CATNIP Lab is looking for awesome people: postdocs, graduate & undergraduate students interested in computational neuroscience and machine learning.
For further information please contact I. Memming Park.
A full-time postdoctoral position is available in the Computational And Theoretical Neural Information Processing lab at Stony Brook University. Current projects include inferring the latent dynamics of a neural population in awake behaving monkeys using recorded spikes and local field potential, and building scalable statistical models for high-dimensional neural observations. Our lab provides a friendly and highly collaborative environment.

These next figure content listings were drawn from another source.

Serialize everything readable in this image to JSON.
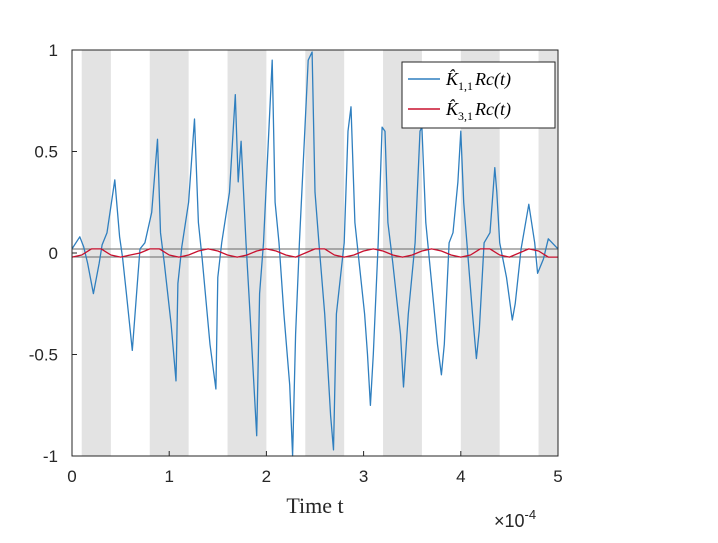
{
  "chart_data": {
    "type": "line",
    "title": "",
    "xlabel": "Time t",
    "ylabel": "",
    "xlim": [
      0,
      5
    ],
    "ylim": [
      -1,
      1
    ],
    "x_scale_exponent": "×10",
    "x_scale_power": "-4",
    "x_ticks": [
      "0",
      "1",
      "2",
      "3",
      "4",
      "5"
    ],
    "y_ticks": [
      "-1",
      "-0.5",
      "0",
      "0.5",
      "1"
    ],
    "x_tick_values": [
      0,
      1,
      2,
      3,
      4,
      5
    ],
    "y_tick_values": [
      -1,
      -0.5,
      0,
      0.5,
      1
    ],
    "shaded_bands": [
      [
        0.1,
        0.4
      ],
      [
        0.8,
        1.2
      ],
      [
        1.6,
        2.0
      ],
      [
        2.4,
        2.8
      ],
      [
        3.2,
        3.6
      ],
      [
        4.0,
        4.4
      ],
      [
        4.8,
        5.0
      ]
    ],
    "legend_position": "top-right",
    "grid": false,
    "series": [
      {
        "name": "K̂₁,₁ Rc(t)",
        "legend_main": "K̂",
        "legend_sub": "1,1",
        "legend_rest": "Rc(t)",
        "color": "#2f7fbf",
        "x": [
          0,
          0.08,
          0.12,
          0.16,
          0.22,
          0.28,
          0.31,
          0.36,
          0.44,
          0.49,
          0.52,
          0.56,
          0.62,
          0.68,
          0.7,
          0.75,
          0.82,
          0.88,
          0.91,
          0.95,
          1.02,
          1.07,
          1.09,
          1.13,
          1.2,
          1.26,
          1.3,
          1.34,
          1.42,
          1.48,
          1.5,
          1.54,
          1.62,
          1.68,
          1.71,
          1.74,
          1.79,
          1.82,
          1.86,
          1.9,
          1.93,
          1.97,
          2.06,
          2.09,
          2.13,
          2.18,
          2.24,
          2.27,
          2.3,
          2.34,
          2.43,
          2.47,
          2.5,
          2.54,
          2.6,
          2.66,
          2.69,
          2.72,
          2.8,
          2.84,
          2.87,
          2.91,
          3.01,
          3.04,
          3.07,
          3.1,
          3.15,
          3.19,
          3.22,
          3.25,
          3.3,
          3.38,
          3.41,
          3.46,
          3.53,
          3.58,
          3.6,
          3.64,
          3.76,
          3.8,
          3.83,
          3.88,
          3.92,
          3.97,
          4.0,
          4.03,
          4.12,
          4.16,
          4.19,
          4.24,
          4.3,
          4.35,
          4.37,
          4.4,
          4.47,
          4.53,
          4.56,
          4.62,
          4.7,
          4.76,
          4.79,
          4.85,
          4.9,
          5.0
        ],
        "y": [
          0.02,
          0.08,
          0.03,
          -0.05,
          -0.2,
          -0.05,
          0.04,
          0.1,
          0.36,
          0.08,
          -0.02,
          -0.2,
          -0.48,
          -0.1,
          0.02,
          0.05,
          0.2,
          0.56,
          0.1,
          -0.05,
          -0.35,
          -0.63,
          -0.15,
          0.03,
          0.25,
          0.66,
          0.15,
          -0.03,
          -0.45,
          -0.67,
          -0.12,
          0.05,
          0.3,
          0.78,
          0.35,
          0.55,
          0.05,
          -0.2,
          -0.55,
          -0.9,
          -0.2,
          0.05,
          0.95,
          0.25,
          0.05,
          -0.3,
          -0.65,
          -1.0,
          -0.4,
          0.05,
          0.95,
          0.99,
          0.3,
          0.05,
          -0.3,
          -0.8,
          -0.97,
          -0.3,
          0.05,
          0.6,
          0.72,
          0.15,
          -0.3,
          -0.5,
          -0.75,
          -0.5,
          0.05,
          0.62,
          0.6,
          0.15,
          -0.05,
          -0.4,
          -0.66,
          -0.3,
          0.05,
          0.6,
          0.62,
          0.15,
          -0.45,
          -0.6,
          -0.45,
          0.05,
          0.1,
          0.35,
          0.6,
          0.25,
          -0.3,
          -0.52,
          -0.38,
          0.05,
          0.1,
          0.42,
          0.3,
          0.05,
          -0.12,
          -0.33,
          -0.25,
          0.02,
          0.24,
          0.05,
          -0.1,
          -0.03,
          0.07,
          0.02
        ]
      },
      {
        "name": "K̂₃,₁ Rc(t)",
        "legend_main": "K̂",
        "legend_sub": "3,1",
        "legend_rest": "Rc(t)",
        "color": "#c8102e",
        "x": [
          0,
          0.1,
          0.2,
          0.3,
          0.4,
          0.5,
          0.6,
          0.7,
          0.8,
          0.9,
          1.0,
          1.1,
          1.2,
          1.3,
          1.4,
          1.5,
          1.6,
          1.7,
          1.8,
          1.9,
          2.0,
          2.1,
          2.2,
          2.3,
          2.4,
          2.5,
          2.6,
          2.7,
          2.8,
          2.9,
          3.0,
          3.1,
          3.2,
          3.3,
          3.4,
          3.5,
          3.6,
          3.7,
          3.8,
          3.9,
          4.0,
          4.1,
          4.2,
          4.3,
          4.4,
          4.5,
          4.6,
          4.7,
          4.8,
          4.9,
          5.0
        ],
        "y": [
          -0.02,
          -0.01,
          0.02,
          0.02,
          -0.01,
          -0.02,
          -0.01,
          0.0,
          0.02,
          0.02,
          -0.01,
          -0.02,
          -0.01,
          0.01,
          0.02,
          0.01,
          -0.01,
          -0.02,
          -0.01,
          0.01,
          0.02,
          0.01,
          -0.01,
          -0.02,
          0.0,
          0.02,
          0.02,
          -0.01,
          -0.02,
          -0.01,
          0.01,
          0.02,
          0.01,
          -0.01,
          -0.02,
          -0.01,
          0.01,
          0.02,
          0.01,
          -0.01,
          -0.02,
          -0.01,
          0.02,
          0.02,
          -0.01,
          -0.02,
          0.0,
          0.02,
          0.01,
          -0.02,
          -0.02
        ]
      }
    ]
  }
}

Candidate must have a PhD or equivalent in neuroscience, statistics, engineering, mathematics or a related field. Ideal candidate would be familiar with machine learning and/or neural modeling. Prior experience in analyzing neural data, high-dimensional data, and/or non-Gaussian time series is a plus but not required. Good numerical programming skills and experience with professional software development are expected.
Strong background in mathematics, statistics, physics, computer sceince, or electrical/biomedical engineering is highly encouraged.
There are several neural data analysis projects as well as pure machine learning projects.
Neurobiology students who are working with complex high-dimensional data are welcome to bring their data. We specialize in spike train analysis, but other time series modalities are also welcome.
Undergraduate students who are interested in analyzing and visualizing neural data are welcome to inquire.
Prior experience on numerical computing (MATLAB, python (numpy/theano), julia, R) is strongly encouraged.